I mean is there anyone left who doesn’t know?
Enough already. Please.
But you tell someone that the S&P500 just closed at 3 month highs and they’re bound to punch you in the face. Why? They’re not taking advantage of it. Investors are running away from stocks as fast as humanly possible. It seems like Bullish sentiment hits record lows once a week: Retail investors hate stocks & Wall Street Analysts hate stocks.
Meanwhile, the Retail ETF ($RTH) hit all-time highs this week. ALL-TIME HIGHS. The Dow Jones Industrial Average is a couple of hundred points from 4 1/2 year highs. No matter – the media says the world is coming to an end. So get out mom & pop.
You see how ridiculous this all sounds? Can we stop it with all this nonsense for a minute and take look at what really matters. I mean, just for one minute, can we focus on the only thing that will pay us in this entire world? Is it crazy to think it might be a good idea to ignore the noise and just focus on price? Is it really that far fetched? It seems that way sometimes doesn’t it?
(sorry I had to get that off my chest)
Anyway, from a pure price perspective, the market is telling us a lot. But we actually have to listen. Imagine that? What won’t ever make headlines is what the Consumer Staples are doing relative to the S&P500. It’s boring, so it doesn’t sell. It’s not sexy. But let’s be real – if risk is going to be, “On”, if you will, then Staples ($XLP) should be underperforming the rest of the market.
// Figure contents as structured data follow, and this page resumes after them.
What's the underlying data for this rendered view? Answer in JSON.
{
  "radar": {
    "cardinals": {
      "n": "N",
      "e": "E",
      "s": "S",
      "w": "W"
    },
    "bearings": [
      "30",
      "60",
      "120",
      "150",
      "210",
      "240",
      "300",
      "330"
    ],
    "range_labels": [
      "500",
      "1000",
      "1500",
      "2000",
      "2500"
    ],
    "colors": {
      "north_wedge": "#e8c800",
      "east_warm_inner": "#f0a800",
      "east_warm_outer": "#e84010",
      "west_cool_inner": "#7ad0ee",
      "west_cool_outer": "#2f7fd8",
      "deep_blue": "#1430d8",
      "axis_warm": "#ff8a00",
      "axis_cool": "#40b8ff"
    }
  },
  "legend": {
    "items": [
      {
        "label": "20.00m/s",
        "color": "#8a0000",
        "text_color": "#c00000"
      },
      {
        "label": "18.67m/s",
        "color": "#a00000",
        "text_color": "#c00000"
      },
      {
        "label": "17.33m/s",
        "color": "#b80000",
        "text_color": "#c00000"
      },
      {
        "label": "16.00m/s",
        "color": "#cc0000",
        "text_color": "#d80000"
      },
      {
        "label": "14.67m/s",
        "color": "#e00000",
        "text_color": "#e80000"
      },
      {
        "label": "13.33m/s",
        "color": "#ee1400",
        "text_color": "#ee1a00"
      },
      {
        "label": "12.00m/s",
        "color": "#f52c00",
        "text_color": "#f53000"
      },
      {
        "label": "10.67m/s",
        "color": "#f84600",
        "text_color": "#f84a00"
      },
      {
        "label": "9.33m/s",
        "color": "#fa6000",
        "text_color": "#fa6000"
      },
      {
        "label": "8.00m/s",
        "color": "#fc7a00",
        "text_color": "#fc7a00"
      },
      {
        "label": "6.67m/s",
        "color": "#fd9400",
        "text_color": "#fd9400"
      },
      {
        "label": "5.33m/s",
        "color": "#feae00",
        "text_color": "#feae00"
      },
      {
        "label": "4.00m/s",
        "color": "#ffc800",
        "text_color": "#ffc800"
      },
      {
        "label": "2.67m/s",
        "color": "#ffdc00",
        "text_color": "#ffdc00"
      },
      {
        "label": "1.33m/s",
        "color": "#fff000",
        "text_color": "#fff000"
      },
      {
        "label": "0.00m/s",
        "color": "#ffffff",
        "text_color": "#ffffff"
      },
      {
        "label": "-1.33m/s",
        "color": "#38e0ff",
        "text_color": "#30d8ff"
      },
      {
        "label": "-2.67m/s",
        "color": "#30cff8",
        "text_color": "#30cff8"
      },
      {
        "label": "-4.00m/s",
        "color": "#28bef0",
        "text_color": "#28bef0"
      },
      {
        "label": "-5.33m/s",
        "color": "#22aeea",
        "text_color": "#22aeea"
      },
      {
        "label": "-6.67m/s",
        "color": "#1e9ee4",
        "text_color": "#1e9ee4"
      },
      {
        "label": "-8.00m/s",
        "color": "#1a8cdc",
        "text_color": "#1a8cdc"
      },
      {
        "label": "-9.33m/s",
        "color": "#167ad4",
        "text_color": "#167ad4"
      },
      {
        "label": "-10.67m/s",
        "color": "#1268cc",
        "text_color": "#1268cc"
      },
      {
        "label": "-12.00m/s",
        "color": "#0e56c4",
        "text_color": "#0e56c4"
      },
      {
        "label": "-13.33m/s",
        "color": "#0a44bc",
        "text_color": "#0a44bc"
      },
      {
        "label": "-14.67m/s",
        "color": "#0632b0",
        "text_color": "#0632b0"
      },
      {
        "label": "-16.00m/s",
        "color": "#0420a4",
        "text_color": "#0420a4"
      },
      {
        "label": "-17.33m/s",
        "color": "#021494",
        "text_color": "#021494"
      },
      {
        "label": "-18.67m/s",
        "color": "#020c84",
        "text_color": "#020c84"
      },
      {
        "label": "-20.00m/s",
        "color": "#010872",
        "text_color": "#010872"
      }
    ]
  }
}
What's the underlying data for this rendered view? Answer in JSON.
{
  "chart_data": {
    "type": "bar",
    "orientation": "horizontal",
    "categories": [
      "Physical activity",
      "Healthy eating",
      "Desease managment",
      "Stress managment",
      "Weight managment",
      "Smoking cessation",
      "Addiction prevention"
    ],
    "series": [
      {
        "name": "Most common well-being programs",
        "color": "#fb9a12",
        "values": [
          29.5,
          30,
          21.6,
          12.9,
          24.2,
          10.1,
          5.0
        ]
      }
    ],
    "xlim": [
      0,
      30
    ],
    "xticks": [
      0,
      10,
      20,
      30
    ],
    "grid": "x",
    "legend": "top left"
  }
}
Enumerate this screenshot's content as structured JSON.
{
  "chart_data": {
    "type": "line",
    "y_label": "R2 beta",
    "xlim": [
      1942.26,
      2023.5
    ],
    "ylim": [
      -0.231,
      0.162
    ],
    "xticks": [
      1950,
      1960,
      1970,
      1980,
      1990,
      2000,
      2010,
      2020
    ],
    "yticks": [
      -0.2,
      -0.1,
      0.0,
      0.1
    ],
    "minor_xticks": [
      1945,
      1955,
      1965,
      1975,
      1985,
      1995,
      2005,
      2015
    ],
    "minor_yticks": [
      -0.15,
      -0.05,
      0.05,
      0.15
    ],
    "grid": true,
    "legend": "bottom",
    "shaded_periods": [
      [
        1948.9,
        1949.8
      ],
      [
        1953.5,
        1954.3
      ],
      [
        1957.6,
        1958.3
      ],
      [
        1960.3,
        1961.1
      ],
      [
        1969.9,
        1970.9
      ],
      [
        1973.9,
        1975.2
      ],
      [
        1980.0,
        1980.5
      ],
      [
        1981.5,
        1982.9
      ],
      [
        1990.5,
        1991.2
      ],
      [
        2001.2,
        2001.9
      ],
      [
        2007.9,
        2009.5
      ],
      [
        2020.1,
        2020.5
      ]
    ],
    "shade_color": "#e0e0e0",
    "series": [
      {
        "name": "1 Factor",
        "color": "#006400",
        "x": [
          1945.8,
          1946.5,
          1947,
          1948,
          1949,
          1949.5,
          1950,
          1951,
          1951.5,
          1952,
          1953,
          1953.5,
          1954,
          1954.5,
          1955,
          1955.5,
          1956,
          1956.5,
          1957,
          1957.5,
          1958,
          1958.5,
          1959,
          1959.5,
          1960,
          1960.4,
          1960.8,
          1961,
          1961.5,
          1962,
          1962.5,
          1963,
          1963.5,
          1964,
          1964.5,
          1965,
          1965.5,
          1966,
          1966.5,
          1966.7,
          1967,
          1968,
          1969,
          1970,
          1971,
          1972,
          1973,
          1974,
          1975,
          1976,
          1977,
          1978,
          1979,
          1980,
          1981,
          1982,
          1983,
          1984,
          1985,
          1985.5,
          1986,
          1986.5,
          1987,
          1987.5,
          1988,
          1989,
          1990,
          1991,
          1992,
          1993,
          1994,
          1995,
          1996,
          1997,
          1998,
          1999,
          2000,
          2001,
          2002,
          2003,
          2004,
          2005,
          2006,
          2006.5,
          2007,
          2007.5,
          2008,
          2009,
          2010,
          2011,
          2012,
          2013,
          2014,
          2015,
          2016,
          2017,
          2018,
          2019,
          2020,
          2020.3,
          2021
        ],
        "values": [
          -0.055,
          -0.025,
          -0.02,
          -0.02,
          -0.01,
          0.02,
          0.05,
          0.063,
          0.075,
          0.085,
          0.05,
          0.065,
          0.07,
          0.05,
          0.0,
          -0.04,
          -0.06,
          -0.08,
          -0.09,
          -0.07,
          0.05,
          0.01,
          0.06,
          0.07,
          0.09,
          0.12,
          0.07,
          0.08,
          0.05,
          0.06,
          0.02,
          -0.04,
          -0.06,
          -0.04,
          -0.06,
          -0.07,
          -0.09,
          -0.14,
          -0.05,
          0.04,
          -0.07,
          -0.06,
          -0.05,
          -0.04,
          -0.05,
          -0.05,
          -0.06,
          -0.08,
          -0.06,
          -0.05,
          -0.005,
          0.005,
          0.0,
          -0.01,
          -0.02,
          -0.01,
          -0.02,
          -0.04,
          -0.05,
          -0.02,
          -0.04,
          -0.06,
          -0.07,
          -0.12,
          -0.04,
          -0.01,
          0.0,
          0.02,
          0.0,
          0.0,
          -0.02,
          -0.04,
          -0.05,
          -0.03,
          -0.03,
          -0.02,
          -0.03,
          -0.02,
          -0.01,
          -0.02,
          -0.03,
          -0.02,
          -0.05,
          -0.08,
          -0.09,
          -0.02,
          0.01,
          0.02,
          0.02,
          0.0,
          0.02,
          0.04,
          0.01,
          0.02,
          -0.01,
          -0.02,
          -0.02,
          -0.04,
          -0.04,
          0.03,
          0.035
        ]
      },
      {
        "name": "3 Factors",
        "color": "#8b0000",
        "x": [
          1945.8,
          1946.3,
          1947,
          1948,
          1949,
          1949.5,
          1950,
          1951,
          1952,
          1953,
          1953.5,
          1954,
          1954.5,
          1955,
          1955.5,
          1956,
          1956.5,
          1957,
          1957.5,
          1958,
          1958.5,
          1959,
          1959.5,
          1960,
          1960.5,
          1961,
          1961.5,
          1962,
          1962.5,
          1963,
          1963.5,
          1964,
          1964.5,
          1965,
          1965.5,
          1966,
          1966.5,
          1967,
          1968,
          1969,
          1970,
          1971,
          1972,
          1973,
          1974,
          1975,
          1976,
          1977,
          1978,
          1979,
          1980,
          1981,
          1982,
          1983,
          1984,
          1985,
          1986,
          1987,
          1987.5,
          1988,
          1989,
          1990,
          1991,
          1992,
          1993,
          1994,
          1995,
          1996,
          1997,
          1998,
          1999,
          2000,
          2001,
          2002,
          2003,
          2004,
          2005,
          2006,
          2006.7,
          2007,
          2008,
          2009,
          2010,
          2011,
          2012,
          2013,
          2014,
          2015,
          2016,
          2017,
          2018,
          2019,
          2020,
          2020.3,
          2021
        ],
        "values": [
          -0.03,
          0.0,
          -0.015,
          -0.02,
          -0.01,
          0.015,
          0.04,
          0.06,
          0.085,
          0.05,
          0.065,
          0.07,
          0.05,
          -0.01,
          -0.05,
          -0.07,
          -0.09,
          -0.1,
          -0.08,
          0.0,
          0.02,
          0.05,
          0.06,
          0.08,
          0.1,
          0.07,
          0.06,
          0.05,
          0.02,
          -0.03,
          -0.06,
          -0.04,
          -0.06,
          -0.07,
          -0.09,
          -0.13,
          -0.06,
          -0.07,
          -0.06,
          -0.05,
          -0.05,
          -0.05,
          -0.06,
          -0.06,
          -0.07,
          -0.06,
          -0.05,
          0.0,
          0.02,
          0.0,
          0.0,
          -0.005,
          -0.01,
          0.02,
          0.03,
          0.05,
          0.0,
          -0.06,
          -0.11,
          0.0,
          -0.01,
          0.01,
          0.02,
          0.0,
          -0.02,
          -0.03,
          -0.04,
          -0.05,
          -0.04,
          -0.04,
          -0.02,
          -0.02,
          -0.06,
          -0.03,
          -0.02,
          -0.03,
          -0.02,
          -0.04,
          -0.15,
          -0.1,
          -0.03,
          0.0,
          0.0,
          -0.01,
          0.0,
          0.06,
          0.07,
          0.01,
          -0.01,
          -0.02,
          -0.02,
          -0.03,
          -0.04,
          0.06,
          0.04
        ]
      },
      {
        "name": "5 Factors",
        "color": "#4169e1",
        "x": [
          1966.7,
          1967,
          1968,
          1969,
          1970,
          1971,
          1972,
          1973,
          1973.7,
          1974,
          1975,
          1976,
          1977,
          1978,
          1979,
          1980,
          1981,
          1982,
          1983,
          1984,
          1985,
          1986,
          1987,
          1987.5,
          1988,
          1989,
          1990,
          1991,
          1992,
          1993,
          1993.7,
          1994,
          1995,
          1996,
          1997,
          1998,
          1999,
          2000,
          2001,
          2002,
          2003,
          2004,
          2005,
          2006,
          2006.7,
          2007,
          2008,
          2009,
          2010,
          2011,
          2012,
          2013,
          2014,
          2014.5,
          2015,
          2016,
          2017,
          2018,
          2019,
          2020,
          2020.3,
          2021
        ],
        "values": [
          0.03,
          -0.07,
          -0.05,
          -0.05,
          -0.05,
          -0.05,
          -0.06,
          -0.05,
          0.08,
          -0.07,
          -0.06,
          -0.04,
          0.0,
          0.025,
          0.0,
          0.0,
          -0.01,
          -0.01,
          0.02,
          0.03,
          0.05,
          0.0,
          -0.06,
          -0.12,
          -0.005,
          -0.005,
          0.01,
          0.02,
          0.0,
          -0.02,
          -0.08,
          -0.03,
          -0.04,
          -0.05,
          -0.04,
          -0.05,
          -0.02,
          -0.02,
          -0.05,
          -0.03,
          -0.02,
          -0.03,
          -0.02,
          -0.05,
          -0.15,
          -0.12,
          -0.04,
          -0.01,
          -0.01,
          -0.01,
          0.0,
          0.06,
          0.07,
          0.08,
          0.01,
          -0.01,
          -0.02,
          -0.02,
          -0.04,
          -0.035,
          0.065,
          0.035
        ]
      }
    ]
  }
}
Look at this chart from Jordan Kotick, Managing Director of Technical Strategy at Barclays. He’s showing how when Staples relative to S&Ps break their uptrend, a stock market rally ensues:
So here is a look at what this ratio looks like right now. The first thing we notice is this week’s break of what I consider to be the most important trendline. I choose to ignore that break in early-May classifying it as a false breakdown that helped the rally get going. Remember this is an art, not a science. And my trendlines are breaking:
In addition to the deterioration in price, it’s hard to ignore the momentum rollover. While this ratio made new highs in June and July, the Relative Strength Index has consistently been making lower highs. There’s a nasty divergence going on here.
So if the price of this ratio continues to worsen, I would expect this stock market rally to continue. But keeping an open mind is part of the deal. If the data changes, then we have to reevaluate. A recovery back above 0.26 with new momentum highs would negate the impact we’ve just seen $XLP:$SPY have on this bull market.
And yes, this is a stock market rally. This is a bull market. Corrections (like what we’ve seen since Spring) are normal. They’re healthy.
So keep your head up, ignore the noise, and listen to what price is telling us.